Xv6's use of the x86 makes it more relevant to
students' experience than V6 was
and unifies the course around a single architecture.
Adding multiprocessor support requires handling concurrency head on with
locks and threads (instead of using special-case solutions for
uniprocessors such as
enabling/disabling interrupts) and helps relevance.
Finally, writing a new system allowed us to write cleaner versions
of the rougher parts of V6, like the scheduler and file system.
6.828 substituted xv6 for V6 in the fall of 2006.
Based on that experience, we cleaned up rough patches
of xv6 for the course in the fall of 2007.
Since then, xv6 has stabilized, so we are making it
available in the hopes that others will find it useful too.
6.828 uses both xv6 and Jos.
Courses taught at UCLA, NYU, Peking University, Stanford, Tsinghua,
and University Texas (Austin) have used
Jos without xv6; we believe other courses could use
xv6 without Jos, though we are not aware of any that have.
Xv6 sources
The latest xv6 is xv6-rev2.tar.gz.
We distribute the sources in electronic form but also as
a printed booklet with line numbers that keep everyone
together during lectures.
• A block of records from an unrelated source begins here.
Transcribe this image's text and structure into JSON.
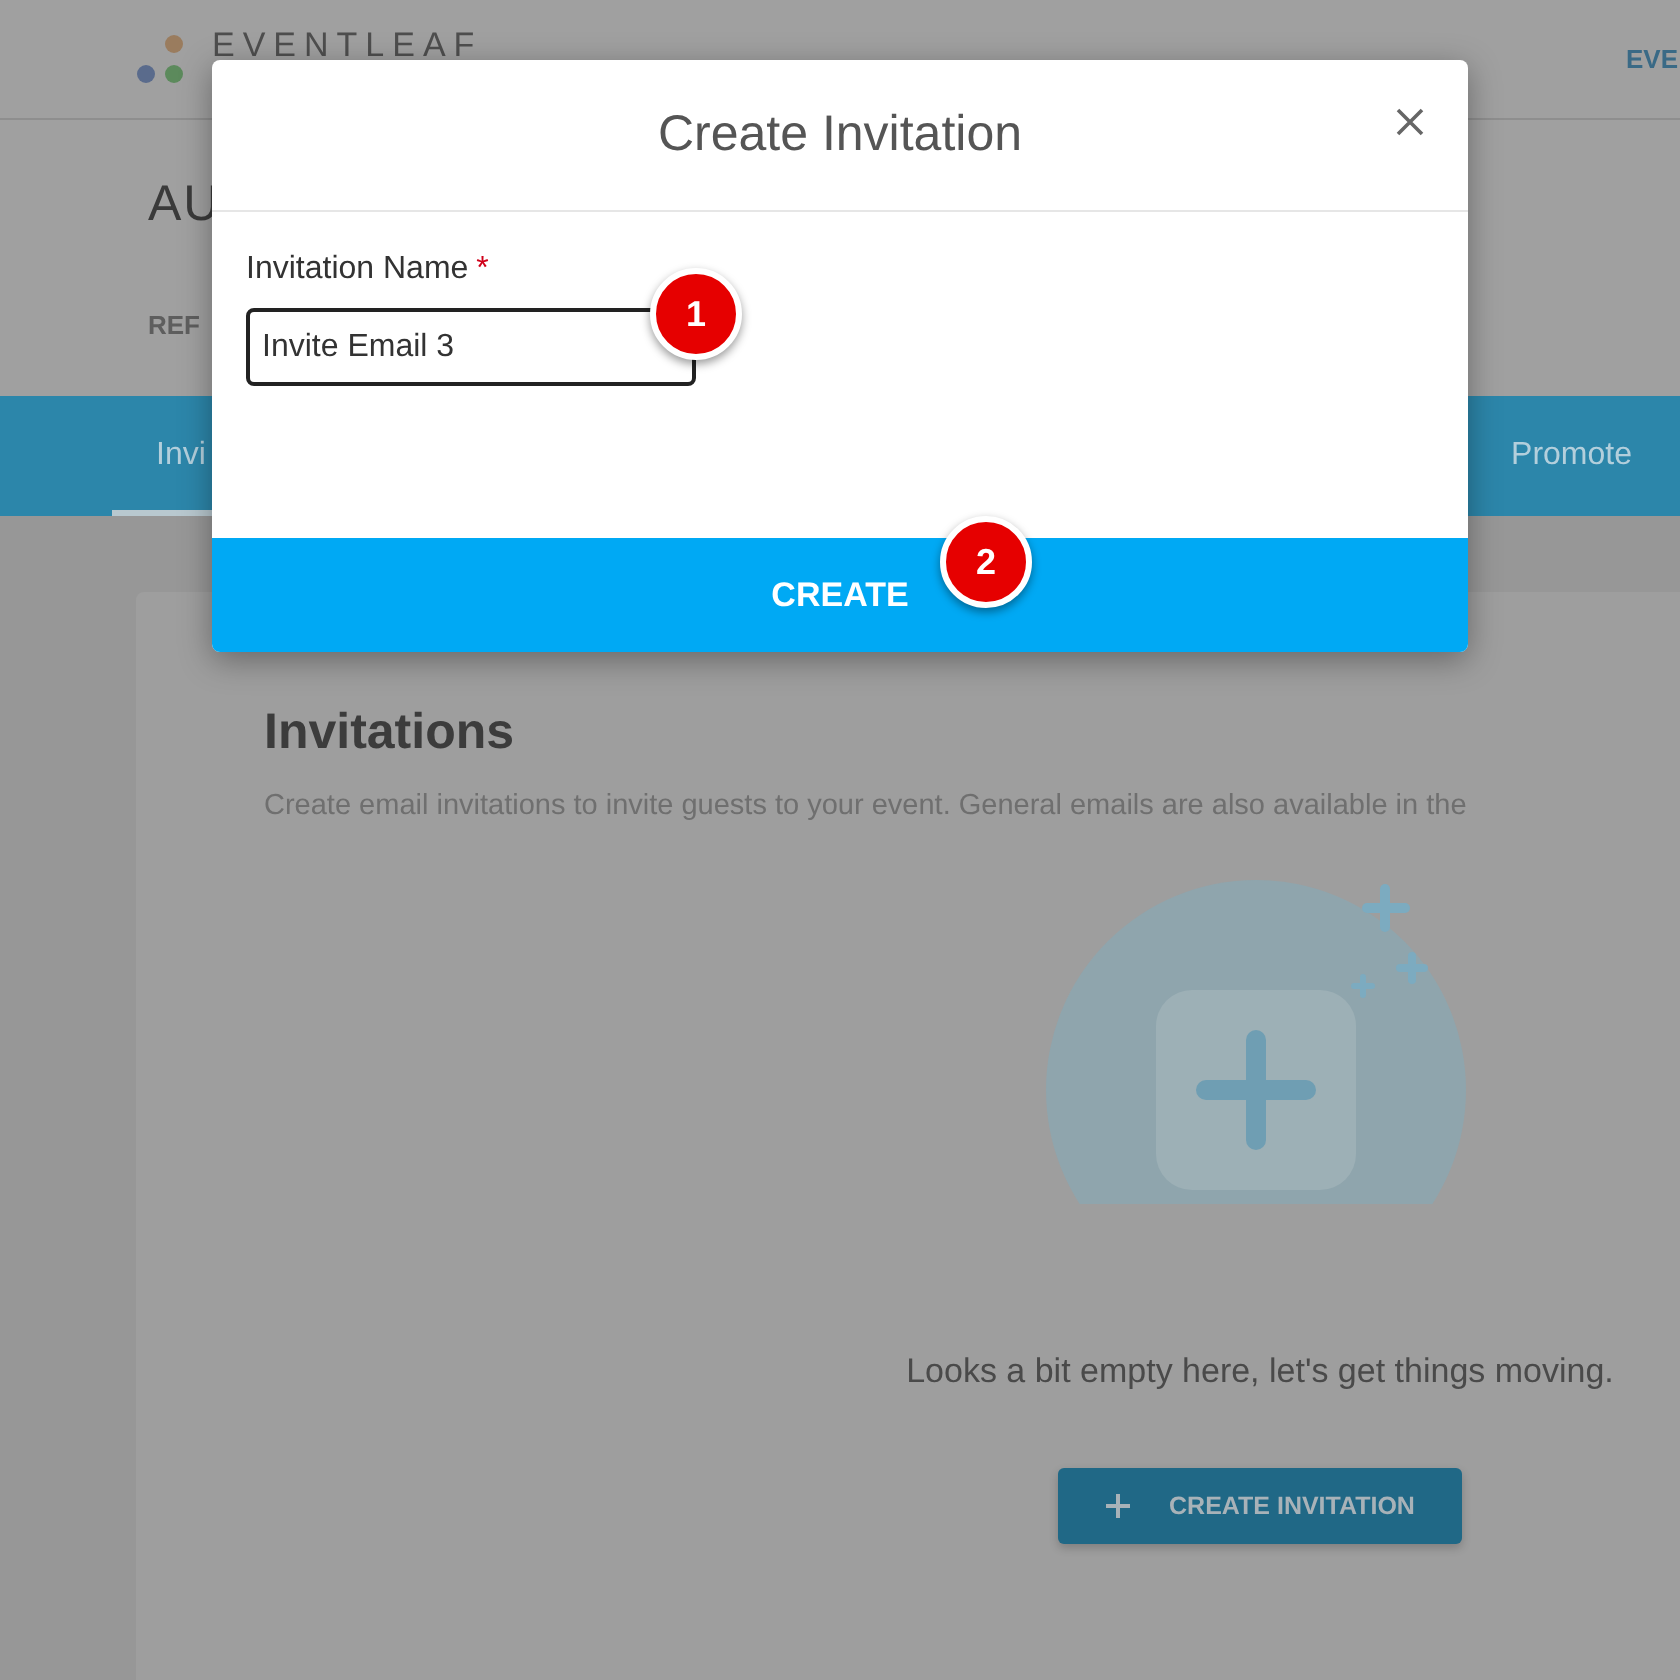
{
  "header": {
    "logo_text": "EVENTLEAF",
    "nav_link": "EVE"
  },
  "event": {
    "title": "AU",
    "tabs": [
      "REF"
    ]
  },
  "nav_tabs": [
    {
      "label": "Invi",
      "selected": true
    },
    {
      "label": "Promote",
      "selected": false
    }
  ],
  "page": {
    "heading": "Invitations",
    "description": "Create email invitations to invite guests to your event. General emails are also available in the",
    "empty_message": "Looks a bit empty here, let's get things moving.",
    "create_button": "CREATE INVITATION"
  },
  "modal": {
    "title": "Create Invitation",
    "field": {
      "label": "Invitation Name",
      "required_mark": "*",
      "value": "Invite Email 3"
    },
    "submit": "CREATE"
  },
  "callouts": [
    "1",
    "2"
  ]
}
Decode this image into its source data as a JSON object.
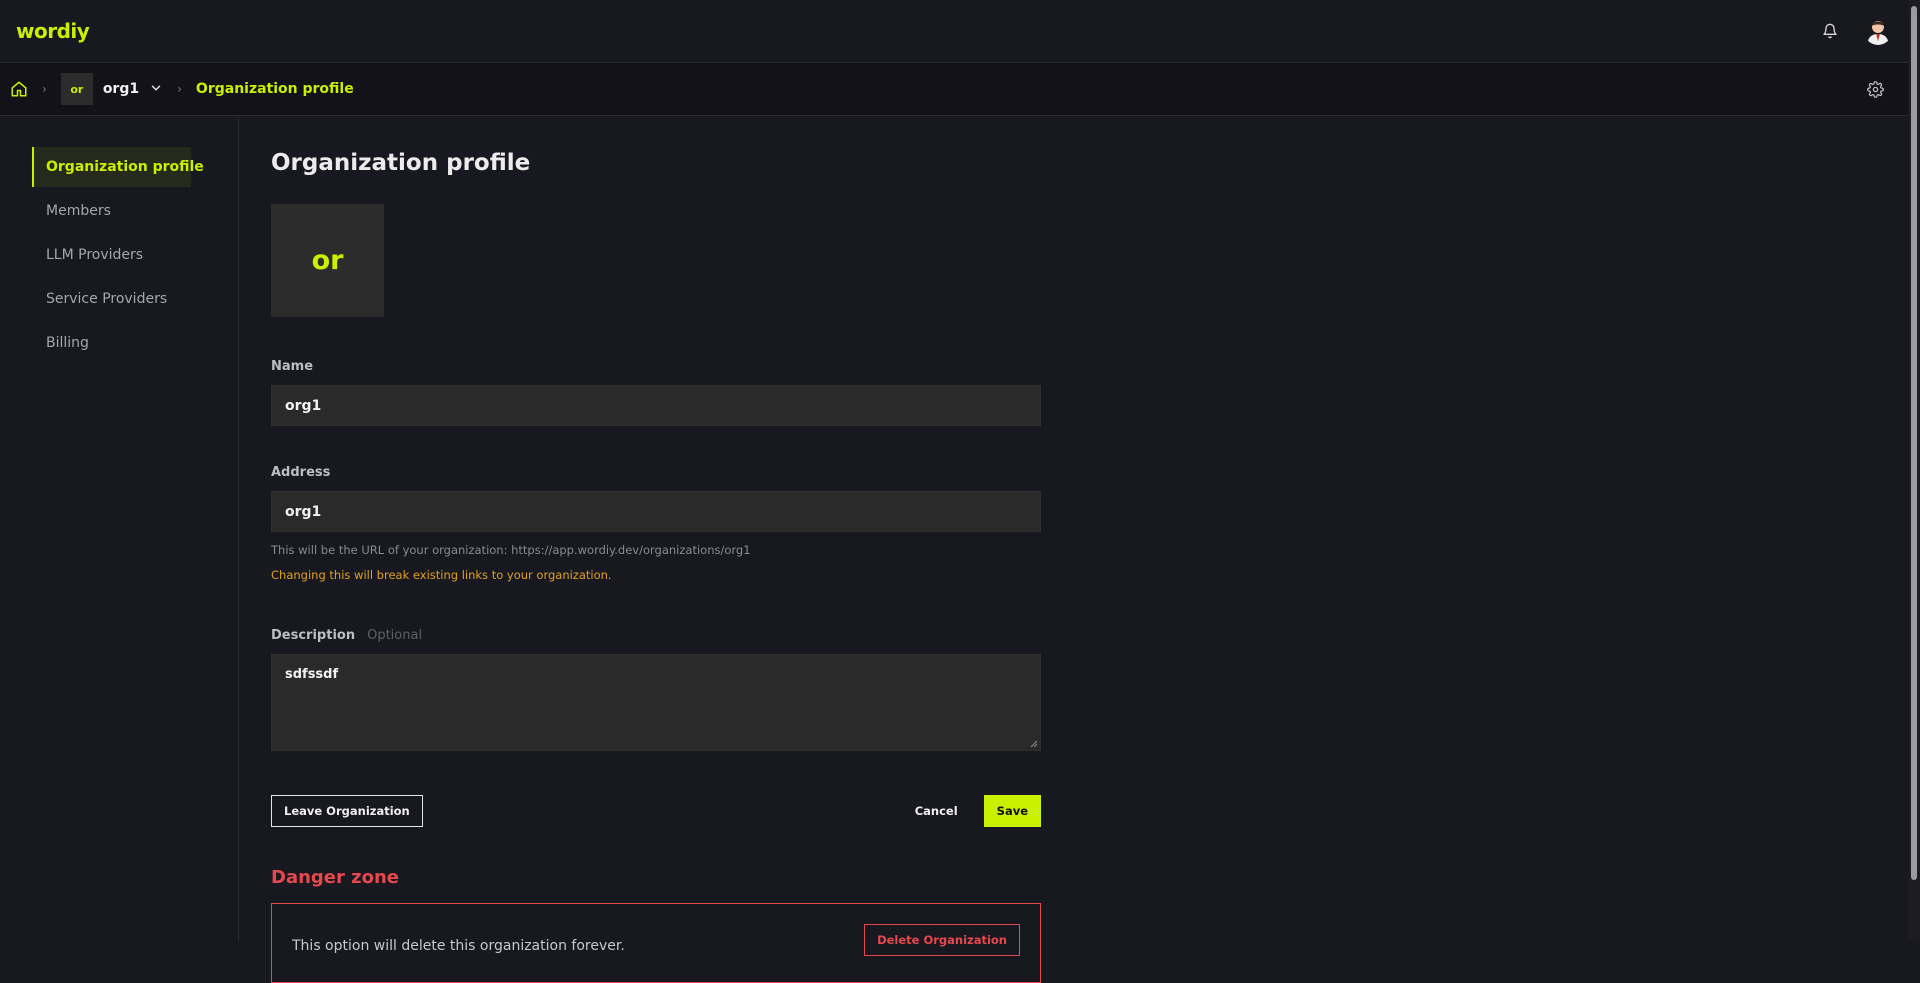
{
  "colors": {
    "accent": "#c8f000",
    "danger": "#e5484d",
    "warning": "#e0a020"
  },
  "header": {
    "logo": "wordiy",
    "icons": [
      "bell-icon",
      "user-avatar"
    ]
  },
  "breadcrumb": {
    "home_icon": "home-icon",
    "org_badge": "or",
    "org_name": "org1",
    "current": "Organization profile",
    "settings_icon": "gear-icon"
  },
  "sidebar": {
    "items": [
      {
        "label": "Organization profile",
        "active": true
      },
      {
        "label": "Members"
      },
      {
        "label": "LLM Providers"
      },
      {
        "label": "Service Providers"
      },
      {
        "label": "Billing"
      }
    ]
  },
  "main": {
    "title": "Organization profile",
    "avatar_text": "or",
    "name": {
      "label": "Name",
      "value": "org1"
    },
    "address": {
      "label": "Address",
      "value": "org1",
      "hint": "This will be the URL of your organization: https://app.wordiy.dev/organizations/org1",
      "warning": "Changing this will break existing links to your organization."
    },
    "description": {
      "label": "Description",
      "optional": "Optional",
      "value": "sdfssdf"
    },
    "actions": {
      "leave": "Leave Organization",
      "cancel": "Cancel",
      "save": "Save"
    },
    "danger": {
      "title": "Danger zone",
      "text": "This option will delete this organization forever.",
      "button": "Delete Organization"
    }
  }
}
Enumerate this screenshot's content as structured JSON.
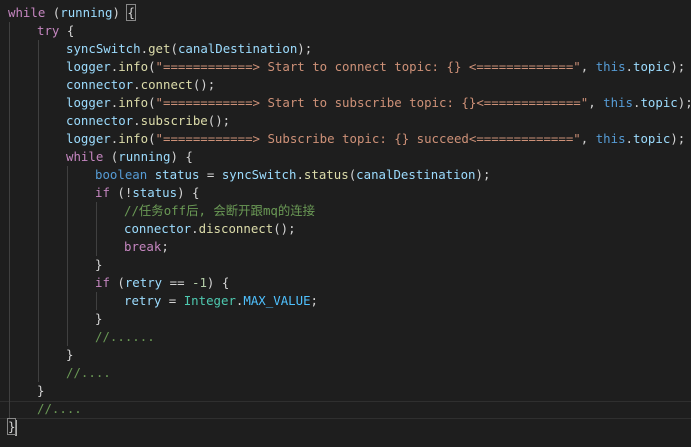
{
  "editor": {
    "lines": [
      {
        "indent": 0,
        "tokens": [
          {
            "t": "ctrl",
            "v": "while"
          },
          {
            "t": "plain",
            "v": " ("
          },
          {
            "t": "var",
            "v": "running"
          },
          {
            "t": "plain",
            "v": ") "
          },
          {
            "t": "bm",
            "v": "{"
          }
        ]
      },
      {
        "indent": 1,
        "tokens": [
          {
            "t": "ctrl",
            "v": "try"
          },
          {
            "t": "plain",
            "v": " {"
          }
        ]
      },
      {
        "indent": 2,
        "tokens": [
          {
            "t": "var",
            "v": "syncSwitch"
          },
          {
            "t": "plain",
            "v": "."
          },
          {
            "t": "fn",
            "v": "get"
          },
          {
            "t": "plain",
            "v": "("
          },
          {
            "t": "var",
            "v": "canalDestination"
          },
          {
            "t": "plain",
            "v": ");"
          }
        ]
      },
      {
        "indent": 2,
        "tokens": [
          {
            "t": "var",
            "v": "logger"
          },
          {
            "t": "plain",
            "v": "."
          },
          {
            "t": "fn",
            "v": "info"
          },
          {
            "t": "plain",
            "v": "("
          },
          {
            "t": "str",
            "v": "\"============> Start to connect topic: {} <=============\""
          },
          {
            "t": "plain",
            "v": ", "
          },
          {
            "t": "this",
            "v": "this"
          },
          {
            "t": "plain",
            "v": "."
          },
          {
            "t": "var",
            "v": "topic"
          },
          {
            "t": "plain",
            "v": ");"
          }
        ]
      },
      {
        "indent": 2,
        "tokens": [
          {
            "t": "var",
            "v": "connector"
          },
          {
            "t": "plain",
            "v": "."
          },
          {
            "t": "fn",
            "v": "connect"
          },
          {
            "t": "plain",
            "v": "();"
          }
        ]
      },
      {
        "indent": 2,
        "tokens": [
          {
            "t": "var",
            "v": "logger"
          },
          {
            "t": "plain",
            "v": "."
          },
          {
            "t": "fn",
            "v": "info"
          },
          {
            "t": "plain",
            "v": "("
          },
          {
            "t": "str",
            "v": "\"============> Start to subscribe topic: {}<=============\""
          },
          {
            "t": "plain",
            "v": ", "
          },
          {
            "t": "this",
            "v": "this"
          },
          {
            "t": "plain",
            "v": "."
          },
          {
            "t": "var",
            "v": "topic"
          },
          {
            "t": "plain",
            "v": ");"
          }
        ]
      },
      {
        "indent": 2,
        "tokens": [
          {
            "t": "var",
            "v": "connector"
          },
          {
            "t": "plain",
            "v": "."
          },
          {
            "t": "fn",
            "v": "subscribe"
          },
          {
            "t": "plain",
            "v": "();"
          }
        ]
      },
      {
        "indent": 2,
        "tokens": [
          {
            "t": "var",
            "v": "logger"
          },
          {
            "t": "plain",
            "v": "."
          },
          {
            "t": "fn",
            "v": "info"
          },
          {
            "t": "plain",
            "v": "("
          },
          {
            "t": "str",
            "v": "\"============> Subscribe topic: {} succeed<=============\""
          },
          {
            "t": "plain",
            "v": ", "
          },
          {
            "t": "this",
            "v": "this"
          },
          {
            "t": "plain",
            "v": "."
          },
          {
            "t": "var",
            "v": "topic"
          },
          {
            "t": "plain",
            "v": ");"
          }
        ]
      },
      {
        "indent": 2,
        "tokens": [
          {
            "t": "ctrl",
            "v": "while"
          },
          {
            "t": "plain",
            "v": " ("
          },
          {
            "t": "var",
            "v": "running"
          },
          {
            "t": "plain",
            "v": ") {"
          }
        ]
      },
      {
        "indent": 3,
        "tokens": [
          {
            "t": "kw",
            "v": "boolean"
          },
          {
            "t": "plain",
            "v": " "
          },
          {
            "t": "var",
            "v": "status"
          },
          {
            "t": "plain",
            "v": " = "
          },
          {
            "t": "var",
            "v": "syncSwitch"
          },
          {
            "t": "plain",
            "v": "."
          },
          {
            "t": "fn",
            "v": "status"
          },
          {
            "t": "plain",
            "v": "("
          },
          {
            "t": "var",
            "v": "canalDestination"
          },
          {
            "t": "plain",
            "v": ");"
          }
        ]
      },
      {
        "indent": 3,
        "tokens": [
          {
            "t": "ctrl",
            "v": "if"
          },
          {
            "t": "plain",
            "v": " (!"
          },
          {
            "t": "var",
            "v": "status"
          },
          {
            "t": "plain",
            "v": ") {"
          }
        ]
      },
      {
        "indent": 4,
        "tokens": [
          {
            "t": "cm",
            "v": "//任务off后, 会断开跟mq的连接"
          }
        ]
      },
      {
        "indent": 4,
        "tokens": [
          {
            "t": "var",
            "v": "connector"
          },
          {
            "t": "plain",
            "v": "."
          },
          {
            "t": "fn",
            "v": "disconnect"
          },
          {
            "t": "plain",
            "v": "();"
          }
        ]
      },
      {
        "indent": 4,
        "tokens": [
          {
            "t": "ctrl",
            "v": "break"
          },
          {
            "t": "plain",
            "v": ";"
          }
        ]
      },
      {
        "indent": 3,
        "tokens": [
          {
            "t": "plain",
            "v": "}"
          }
        ]
      },
      {
        "indent": 3,
        "tokens": [
          {
            "t": "ctrl",
            "v": "if"
          },
          {
            "t": "plain",
            "v": " ("
          },
          {
            "t": "var",
            "v": "retry"
          },
          {
            "t": "plain",
            "v": " == "
          },
          {
            "t": "num",
            "v": "-1"
          },
          {
            "t": "plain",
            "v": ") {"
          }
        ]
      },
      {
        "indent": 4,
        "tokens": [
          {
            "t": "var",
            "v": "retry"
          },
          {
            "t": "plain",
            "v": " = "
          },
          {
            "t": "cls",
            "v": "Integer"
          },
          {
            "t": "plain",
            "v": "."
          },
          {
            "t": "const",
            "v": "MAX_VALUE"
          },
          {
            "t": "plain",
            "v": ";"
          }
        ]
      },
      {
        "indent": 3,
        "tokens": [
          {
            "t": "plain",
            "v": "}"
          }
        ]
      },
      {
        "indent": 3,
        "tokens": [
          {
            "t": "cm",
            "v": "//......"
          }
        ]
      },
      {
        "indent": 2,
        "tokens": [
          {
            "t": "plain",
            "v": "}"
          }
        ]
      },
      {
        "indent": 2,
        "tokens": [
          {
            "t": "cm",
            "v": "//...."
          }
        ]
      },
      {
        "indent": 1,
        "tokens": [
          {
            "t": "plain",
            "v": "}"
          }
        ]
      },
      {
        "indent": 1,
        "tokens": [
          {
            "t": "cm",
            "v": "//...."
          }
        ]
      },
      {
        "indent": 0,
        "tokens": [
          {
            "t": "bm",
            "v": "}"
          },
          {
            "t": "cursor",
            "v": ""
          }
        ]
      }
    ]
  },
  "colors": {
    "background": "#1e1e1e",
    "keyword": "#569cd6",
    "control": "#c586c0",
    "variable": "#9cdcfe",
    "function": "#dcdcaa",
    "string": "#ce9178",
    "comment": "#6a9955",
    "number": "#b5cea8",
    "class": "#4ec9b0",
    "constant": "#4fc1ff"
  }
}
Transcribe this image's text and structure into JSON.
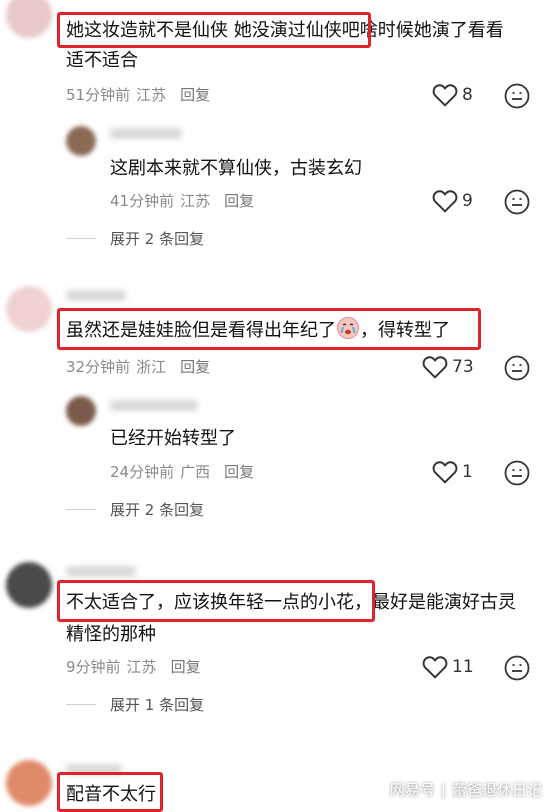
{
  "comments": [
    {
      "text_hl": "她这妆造就不是仙侠 她没演过仙侠吧",
      "text_rest": "啥时候她演了看看",
      "text_line2": "适不适合",
      "time": "51分钟前",
      "location": "江苏",
      "reply_label": "回复",
      "likes": "8",
      "avatar_color": "#e8c9c9",
      "reply": {
        "text": "这剧本来就不算仙侠，古装玄幻",
        "time": "41分钟前",
        "location": "江苏",
        "reply_label": "回复",
        "likes": "9",
        "avatar_color": "#8a6a55"
      },
      "expand": "展开 2 条回复"
    },
    {
      "text_hl_a": "虽然还是娃娃脸但是看得出年纪了",
      "text_hl_b": "，得转型了",
      "emoji": "crying-face-emoji",
      "time": "32分钟前",
      "location": "浙江",
      "reply_label": "回复",
      "likes": "73",
      "avatar_color": "#f0d2d2",
      "reply": {
        "text": "已经开始转型了",
        "time": "24分钟前",
        "location": "广西",
        "reply_label": "回复",
        "likes": "1",
        "avatar_color": "#7a5a4a"
      },
      "expand": "展开 2 条回复"
    },
    {
      "text_hl": "不太适合了，应该换年轻一点的小花",
      "text_rest": "，最好是能演好古灵",
      "text_line2": "精怪的那种",
      "time": "9分钟前",
      "location": "江苏",
      "reply_label": "回复",
      "likes": "11",
      "avatar_color": "#4a4a4a",
      "expand": "展开 1 条回复"
    },
    {
      "text_hl": "配音不太行",
      "avatar_color": "#e08a6a"
    }
  ],
  "watermark": {
    "left": "网易号",
    "right": "蕾爸退休日记"
  }
}
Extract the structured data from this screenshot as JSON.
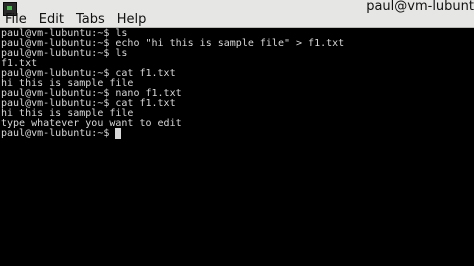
{
  "window": {
    "title": "paul@vm-lubunt"
  },
  "menubar": {
    "items": [
      {
        "label": "File"
      },
      {
        "label": "Edit"
      },
      {
        "label": "Tabs"
      },
      {
        "label": "Help"
      }
    ]
  },
  "terminal": {
    "lines": [
      "paul@vm-lubuntu:~$ ls",
      "paul@vm-lubuntu:~$ echo \"hi this is sample file\" > f1.txt",
      "paul@vm-lubuntu:~$ ls",
      "f1.txt",
      "paul@vm-lubuntu:~$ cat f1.txt",
      "hi this is sample file",
      "paul@vm-lubuntu:~$ nano f1.txt",
      "paul@vm-lubuntu:~$ cat f1.txt",
      "hi this is sample file",
      "type whatever you want to edit"
    ],
    "prompt": "paul@vm-lubuntu:~$ "
  },
  "colors": {
    "background": "#000000",
    "foreground": "#d8d8d8",
    "menubar": "#e6e6e4"
  },
  "icons": {
    "app": "terminal-icon"
  }
}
The booklet is available as
xv6-rev2.pdf.
The xv6 source code is licensed under the traditional MIT license;
see the LICENSE file in the source distribution.
xv6 compiles using the GNU C compiler,
targeted at the x86 using ELF binaries.
On BSD and Linux systems, you can use the native compilers;
On OS X, which doesn't use ELF binaries,
you must use a cross-compiler.
Xv6 does boot on real hardware, but typically
we run it using the Bochs emulator.
Both the GCC cross compiler and Bochs
can be found on the 6.828 tools page.
Lectures
In 6.828, the lectures in the first half of the course
introduce the PC hardware, the Intel x86, and then xv6.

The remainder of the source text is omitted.